Il existe une ou deux d’irréductibles Citroën Méhari encore en circulation à Maurice. Un demi-siècle après son lancement à Deauville et deux ans après l’arrivée de l’E-Méhari, le constructeur français a invité le créateur Jean-Charles de Castelbajac à concevoir une Art Car Méhari exclusive de ce modèle.
La Méhari, qui aura été la version française de la Mini Moke ou allemande Volkswagen Type 181 était équipée d’un moteur 2 cylindres à plat de 602 cc développant 29 chevaux avec un carburateur Solex, ce qui lui permet quand même des pointes de 120 km/h. Elle mesure alors 3,52 m de long pour 1,53 m de large et ne pèse que 570 kg.
Symbole de liberté et d’anticonformisme, car né durant la génération de Mai 68, le véhicule construit sur une plateforme de Dyane 6 se distinguait par sa carrosserie en plastique modulable. Insensible à la corrosion, la Méhari devenait le véhicule idéal pour les virées à la plage.

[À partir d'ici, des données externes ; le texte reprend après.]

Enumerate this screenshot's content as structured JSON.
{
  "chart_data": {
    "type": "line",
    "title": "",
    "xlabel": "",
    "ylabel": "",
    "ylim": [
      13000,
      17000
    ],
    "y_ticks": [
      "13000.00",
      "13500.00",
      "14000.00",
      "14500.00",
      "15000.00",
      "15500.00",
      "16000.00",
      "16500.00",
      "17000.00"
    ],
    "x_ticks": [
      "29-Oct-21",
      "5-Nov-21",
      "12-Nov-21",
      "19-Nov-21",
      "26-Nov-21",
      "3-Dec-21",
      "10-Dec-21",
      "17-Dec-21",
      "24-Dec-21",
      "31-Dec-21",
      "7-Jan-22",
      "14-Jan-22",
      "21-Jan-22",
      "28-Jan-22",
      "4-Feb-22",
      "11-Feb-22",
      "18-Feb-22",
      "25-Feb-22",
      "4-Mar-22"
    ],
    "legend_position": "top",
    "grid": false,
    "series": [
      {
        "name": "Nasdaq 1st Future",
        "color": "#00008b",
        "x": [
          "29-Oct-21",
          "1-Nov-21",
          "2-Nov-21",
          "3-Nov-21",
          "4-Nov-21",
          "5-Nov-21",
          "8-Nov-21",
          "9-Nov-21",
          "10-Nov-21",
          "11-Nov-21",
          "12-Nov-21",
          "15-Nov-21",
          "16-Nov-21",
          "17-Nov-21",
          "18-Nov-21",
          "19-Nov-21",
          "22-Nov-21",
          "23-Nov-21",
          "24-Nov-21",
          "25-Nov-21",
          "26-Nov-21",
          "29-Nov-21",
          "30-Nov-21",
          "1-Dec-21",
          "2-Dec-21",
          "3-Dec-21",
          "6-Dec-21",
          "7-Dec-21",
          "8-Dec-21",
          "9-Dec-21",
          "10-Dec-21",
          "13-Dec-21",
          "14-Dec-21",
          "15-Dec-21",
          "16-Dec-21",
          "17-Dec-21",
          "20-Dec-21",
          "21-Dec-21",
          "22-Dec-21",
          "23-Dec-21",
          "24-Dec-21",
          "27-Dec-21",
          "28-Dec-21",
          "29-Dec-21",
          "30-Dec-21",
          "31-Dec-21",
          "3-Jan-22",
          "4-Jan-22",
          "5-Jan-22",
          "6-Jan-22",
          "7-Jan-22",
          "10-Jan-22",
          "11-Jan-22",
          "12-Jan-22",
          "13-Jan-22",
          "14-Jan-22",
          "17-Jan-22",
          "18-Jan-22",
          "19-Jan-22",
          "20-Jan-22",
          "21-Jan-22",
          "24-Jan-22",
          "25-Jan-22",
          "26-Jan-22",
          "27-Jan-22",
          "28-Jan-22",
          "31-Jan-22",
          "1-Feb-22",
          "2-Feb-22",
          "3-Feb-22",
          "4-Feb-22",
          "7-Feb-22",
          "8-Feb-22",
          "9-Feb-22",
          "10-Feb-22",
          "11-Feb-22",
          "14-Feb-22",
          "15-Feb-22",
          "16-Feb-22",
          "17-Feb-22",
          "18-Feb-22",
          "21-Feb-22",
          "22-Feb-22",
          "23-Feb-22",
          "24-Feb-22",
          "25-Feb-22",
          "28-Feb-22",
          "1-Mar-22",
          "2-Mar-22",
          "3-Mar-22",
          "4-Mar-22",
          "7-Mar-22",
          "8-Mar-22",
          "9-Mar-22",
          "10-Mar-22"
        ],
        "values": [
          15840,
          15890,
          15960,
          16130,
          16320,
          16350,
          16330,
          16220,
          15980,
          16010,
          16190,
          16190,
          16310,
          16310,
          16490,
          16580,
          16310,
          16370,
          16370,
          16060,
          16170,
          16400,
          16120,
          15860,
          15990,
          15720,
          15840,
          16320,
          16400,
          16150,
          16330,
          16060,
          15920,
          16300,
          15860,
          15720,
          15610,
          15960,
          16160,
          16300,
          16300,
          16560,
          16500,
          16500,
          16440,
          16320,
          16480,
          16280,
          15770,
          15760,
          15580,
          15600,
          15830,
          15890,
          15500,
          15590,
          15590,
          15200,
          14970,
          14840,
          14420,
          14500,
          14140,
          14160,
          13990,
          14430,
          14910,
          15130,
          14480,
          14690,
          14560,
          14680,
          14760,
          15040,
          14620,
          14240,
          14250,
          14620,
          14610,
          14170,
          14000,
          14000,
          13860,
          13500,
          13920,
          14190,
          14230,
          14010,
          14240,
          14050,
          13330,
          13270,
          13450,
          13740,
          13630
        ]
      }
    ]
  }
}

Les fans de Land Rover pouvaient aussi replier le pare-brise sur le capot pour être dans le vent. Une version 4X4 lancée en 1979 lui permet même de franchir des pentes allant jusqu’à 60 %. Véritable succès populaire, la Méhari a même poussé le luxe jusqu’à faire carrière au cinéma, notamment dans « Le Gendarme de Saint-Tropez » avec l’incontournable Louis de Funès. Elle s’est aussi invitée au Paris-Dakar en 1980 avant de tirer sa révérence en 1987 à près de 143 740 exemplaires.
Dimanche, plus près de nous, à La Réunion, l’association Bat’ Karé Méhari 2 CV a célébré les 70 ans de la 2 CV et les 50 ans de la Méhari. 300 à 400 de ces véhicules subsistent chez nos voisins.